There wasn’t any real pattern at first.  It was yet another random act of dad-ness.

But then I had to start coming up with some rules in my head, just to make sure it wasn’t totally random.  It was initially just saying something and trying to get her to say something unrelated to what I just said.  Then it became nouns.  And then it was nouns, but they could not be related to what I said or her previous answer.  Oh, and you could not repeat any words previously used.

She started to figure out the game and we ended up talking about the rules, or at least where the boundaries might be.  There are few hard and fast rules.  For example, to “lose” the other person has to call you out on repeats or declare that your last response was too much like the previous two and why.  But if you can explain your way out of the challenge, then the person calling you out loses.

It isn’t a game you can effectively play in a hyper-competitive mind set.  Arguments would be constant if you did. For me it is just more fun to see if I can follow the thought process… both mine and hers… and then how the mind falls into patterns.  Over time it becomes difficult to NOT say something related to the last two things that were said.  And I totally lose track of what was already said and whether it was in the current match or a previous match.

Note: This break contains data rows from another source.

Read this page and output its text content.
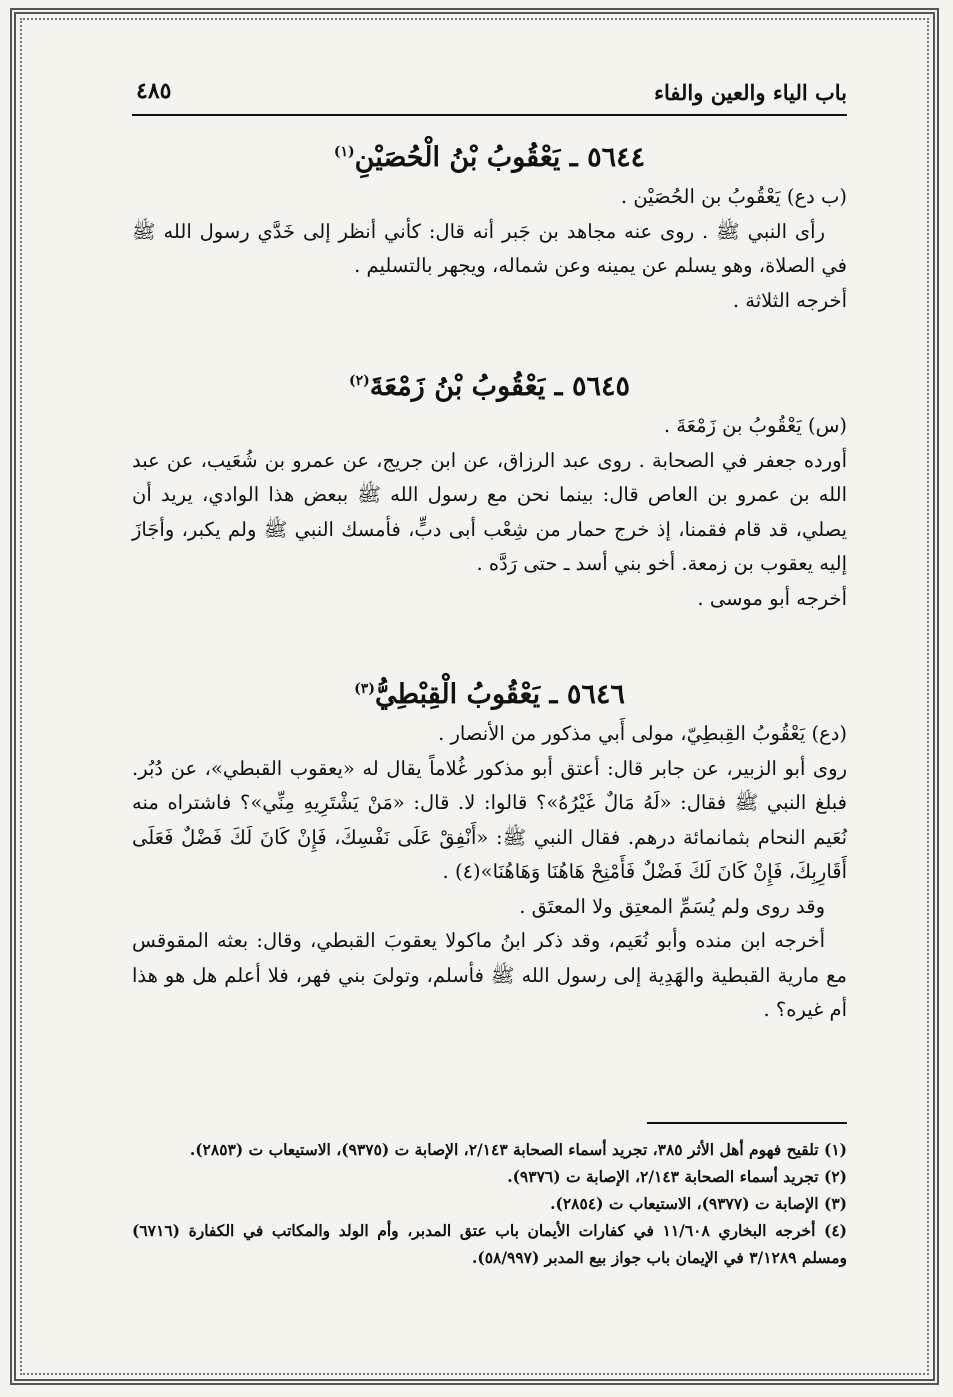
باب الياء والعين والفاء
٤٨٥
٥٦٤٤ ـ يَعْقُوبُ بْنُ الْحُصَيْنِ$^{(١)}$

(ب دع) يَعْقُوبُ بن الحُصَيْن .

رأى النبي ﷺ . روى عنه مجاهد بن جَبر أنه قال: كأني أنظر إلى خَدَّي رسول الله ﷺ في الصلاة، وهو يسلم عن يمينه وعن شماله، ويجهر بالتسليم .

أخرجه الثلاثة .

٥٦٤٥ ـ يَعْقُوبُ بْنُ زَمْعَةَ$^{(٢)}$

(س) يَعْقُوبُ بن زَمْعَةَ .

أورده جعفر في الصحابة . روى عبد الرزاق، عن ابن جريج، عن عمرو بن شُعَيب، عن عبد الله بن عمرو بن العاص قال: بينما نحن مع رسول الله ﷺ ببعض هذا الوادي، يريد أن يصلي، قد قام فقمنا، إذ خرج حمار من شِعْب أبى دبٍّ، فأمسك النبي ﷺ ولم يكبر، وأجَازَ إليه يعقوب بن زمعة. أخو بني أسد ـ حتى رَدَّه .

أخرجه أبو موسى .

٥٦٤٦ ـ يَعْقُوبُ الْقِبْطِيُّ$^{(٣)}$

(دع) يَعْقُوبُ القِبطِيّ، مولى أَبي مذكور من الأنصار .

روى أبو الزبير، عن جابر قال: أعتق أبو مذكور غُلاماً يقال له «يعقوب القبطي»، عن دُبُر. فبلغ النبي ﷺ فقال: «لَهُ مَالٌ غَيْرُهُ»؟ قالوا: لا. قال: «مَنْ يَشْتَرِيهِ مِنِّي»؟ فاشتراه منه نُعَيم النحام بثمانمائة درهم. فقال النبي ﷺ: «أَنْفِقْ عَلَى نَفْسِكَ، فَإِنْ كَانَ لَكَ فَضْلٌ فَعَلَى أَقَارِبِكَ، فَإِنْ كَانَ لَكَ فَضْلٌ فَأَمْنِحْ هَاهُنَا وَهَاهُنَا»(٤) .

وقد روى ولم يُسَمِّ المعتِق ولا المعتَق .

أخرجه ابن منده وأبو نُعَيم، وقد ذكر ابنُ ماكولا يعقوبَ القبطي، وقال: بعثه المقوقس مع مارية القبطية والهَدِية إلى رسول الله ﷺ فأسلم، وتولىَ بني فهر، فلا أعلم هل هو هذا أم غيره؟ .

(١) تلقيح فهوم أهل الأثر ٣٨٥، تجريد أسماء الصحابة ٢/١٤٣، الإصابة ت (٩٣٧٥)، الاستيعاب ت (٢٨٥٣).

(٢) تجريد أسماء الصحابة ٢/١٤٣، الإصابة ت (٩٣٧٦).

(٣) الإصابة ت (٩٣٧٧)، الاستيعاب ت (٢٨٥٤).

(٤) أخرجه البخاري ١١/٦٠٨ في كفارات الأيمان باب عتق المدبر، وأم الولد والمكاتب في الكفارة (٦٧١٦) ومسلم ٣/١٢٨٩ في الإيمان باب جواز بيع المدبر (٥٨/٩٩٧).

As one of my parental experiments, it was a success.

Or, it was certainly a bigger success then when I got it into my head to simulate what having a sibling was like by following my daughter around the house and repeating everything she said in a high pitched whiny voice.  That made her (and my wife) angry and cranky, which I would count as a huge success at achieving the desired simulation, but which did nothing to improve my stature in the household.  I think even the cats shunned me for the rest of the evening.

I was kind of done with the game after a couple of tries, when the rules were finally discovered and mostly agreed upon.  But my daughter still likes to play.  We rarely ever say, “Let’s play the random game.”  It just starts with one of us saying a word.  Ad she likes to do this in front of other people, so that we appear to be just saying totally random words, often with accompanying nods of the head as though a clever move was just made.  That adds a whole new dynamic to things, and we try for really odd words.

Mostly we play it in the car together when it is just the two of us. Though the last couple of times we did this, it became quite obvious that we were both drawing our next word from things that were going by on the side of the road.  We’re random, but “dry cleaner” rarely comes up in our conversations just by chance.

I am thinking of introducing a new rule where you lose if the other person immediately spots the source of your word.  And so the game evolves and goes on.

7 responses to “The Random Game

  1. I played a similar game with my siblings when I was younger. I also find myself thinking of weird games to play with my toddler. My rule of thumb so far is “is the kid having fun and is the wife shaking her head”. That’s usually a success.

  2. @bhagpuss – Or Numberwang, from Mitchell & Webb.

    Personally, I used to play a game with my kids we called “What’s the worst that could happen?” where we suggested horrific possible outcomes for minor problems like food spills and leaving the toilet seat up. It generally ended with the entire family dying gruesomely in some kind of global disaster.

    My wife, oddly, was not fond of this game.

  3. My daughter and I play the alphabet game in the car. She gets a big head start but I win 95% of the time anyway. It works well because we’re so competitive.

    My boy and I make up ridiculous song lyrics, given that he’s not much for games.

  4. I remember playing a game like that, the “non-sequitur” game, with friends in high school. But we used phrases or sentences. “I had spaghetti for dinner last night” was a stock opener.